Eighth Grade

Written and directed by Bo Burnham (or Mo Mowlam if you’re The Trap), this acclaimed indie follows awkward 14-year-old Kayla Day (Elsie Fisher) as she navigates the daily horrors of being a modern teenage girl: social anxiety, peer pressure and that Snapchat filter that turns you into a rabbit.

We’ve seen a surge of films lately about the corrosive power of social media, but where Ingrid Goes West and Timur Bekmambetov’s movies exploited the technology for genre thrills, Eighth Grade is a painfully authentic drama committed to showing real life through the confused filter of youth.

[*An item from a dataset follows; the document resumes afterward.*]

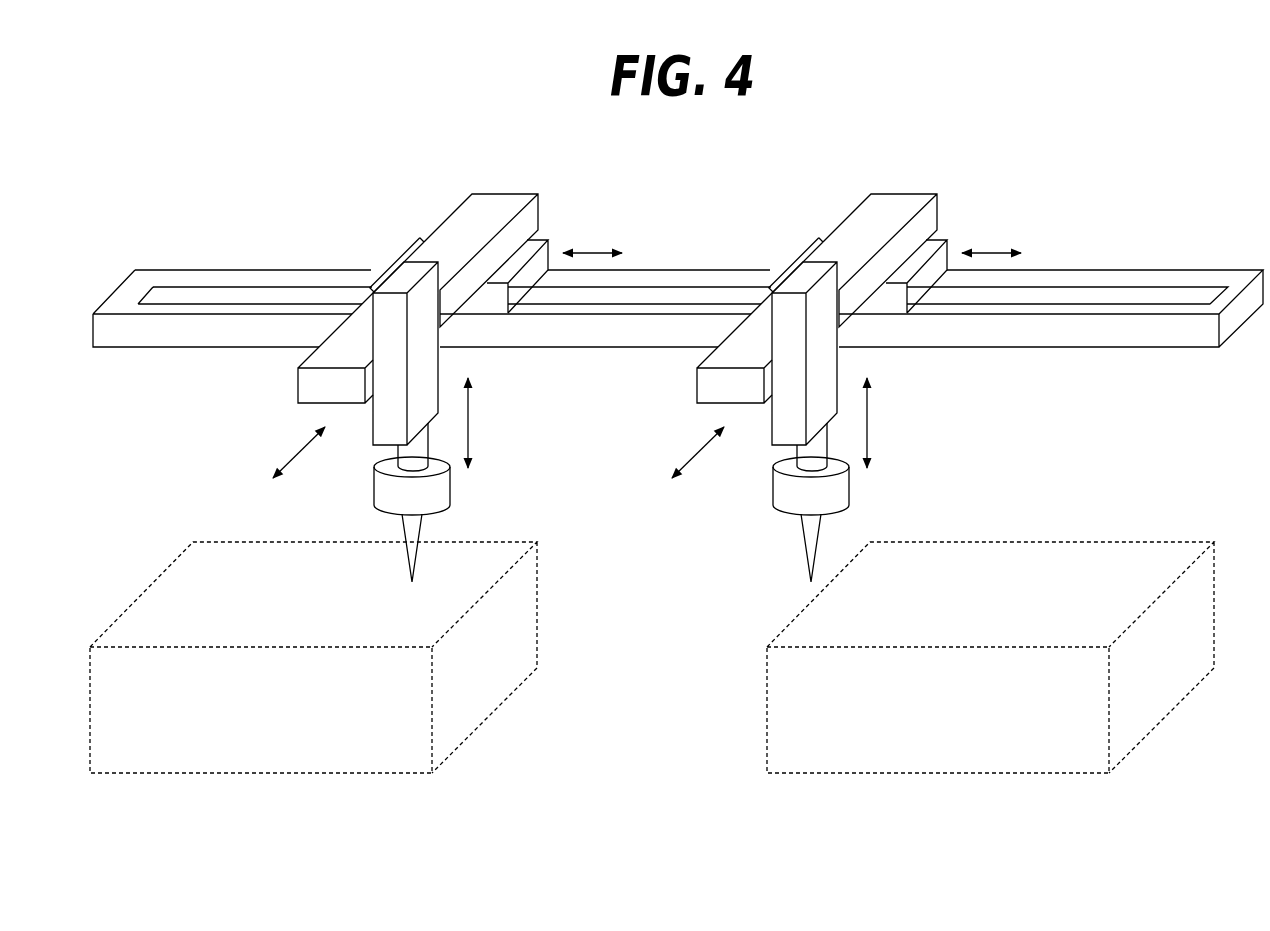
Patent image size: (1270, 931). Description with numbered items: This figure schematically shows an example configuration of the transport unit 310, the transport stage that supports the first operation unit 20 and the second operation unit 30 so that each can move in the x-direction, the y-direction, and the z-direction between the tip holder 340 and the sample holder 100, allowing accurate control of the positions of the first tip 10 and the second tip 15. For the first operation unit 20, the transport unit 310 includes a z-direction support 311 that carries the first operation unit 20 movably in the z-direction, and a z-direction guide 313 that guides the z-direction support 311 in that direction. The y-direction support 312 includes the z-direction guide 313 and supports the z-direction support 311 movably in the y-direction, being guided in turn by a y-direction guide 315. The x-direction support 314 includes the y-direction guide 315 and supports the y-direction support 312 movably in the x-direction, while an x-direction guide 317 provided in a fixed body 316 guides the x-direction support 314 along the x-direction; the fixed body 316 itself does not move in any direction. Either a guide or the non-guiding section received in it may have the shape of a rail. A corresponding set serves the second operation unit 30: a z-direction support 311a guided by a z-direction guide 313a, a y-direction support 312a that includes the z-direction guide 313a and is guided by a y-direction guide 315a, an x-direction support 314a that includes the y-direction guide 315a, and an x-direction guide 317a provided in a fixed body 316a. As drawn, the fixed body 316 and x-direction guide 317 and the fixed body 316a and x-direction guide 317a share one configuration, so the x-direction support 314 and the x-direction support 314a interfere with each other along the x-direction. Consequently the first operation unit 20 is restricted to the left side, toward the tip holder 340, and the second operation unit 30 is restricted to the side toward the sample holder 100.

Burnham’s over-earnestness is tempered by his light, sensitive touch and likeable naturalism, populating his debut with characters who look and sound like real people, tripping over words and social situations like a more embarrassed mumblecore. Bumblecore, we’ll call it.

Fisher is raw and relatable in the lead and she’s on screen for the duration (including the character’s deliberately pat YouTube videos), believably portraying the gulf between Kayla’s rabbit-eared selfies and her rabbit-in-the-headlights reality. Credit to whichever casting agent told Bo to select ‘er. Her father (Josh Hamilton) acts as a well-calibrated counterpoint, reacting to Kayla’s muddled defensiveness with the perfect mixture of bafflement and concern.

Eighth Grade is a timely tonic to coming-of-age films too often marked by an aversion to difference (and it’s refreshing how little coming of age she actually does). It offers a perspective seldom seen in drama, making it more relevant than Boyhood and more nourishing than The Breakfast Club.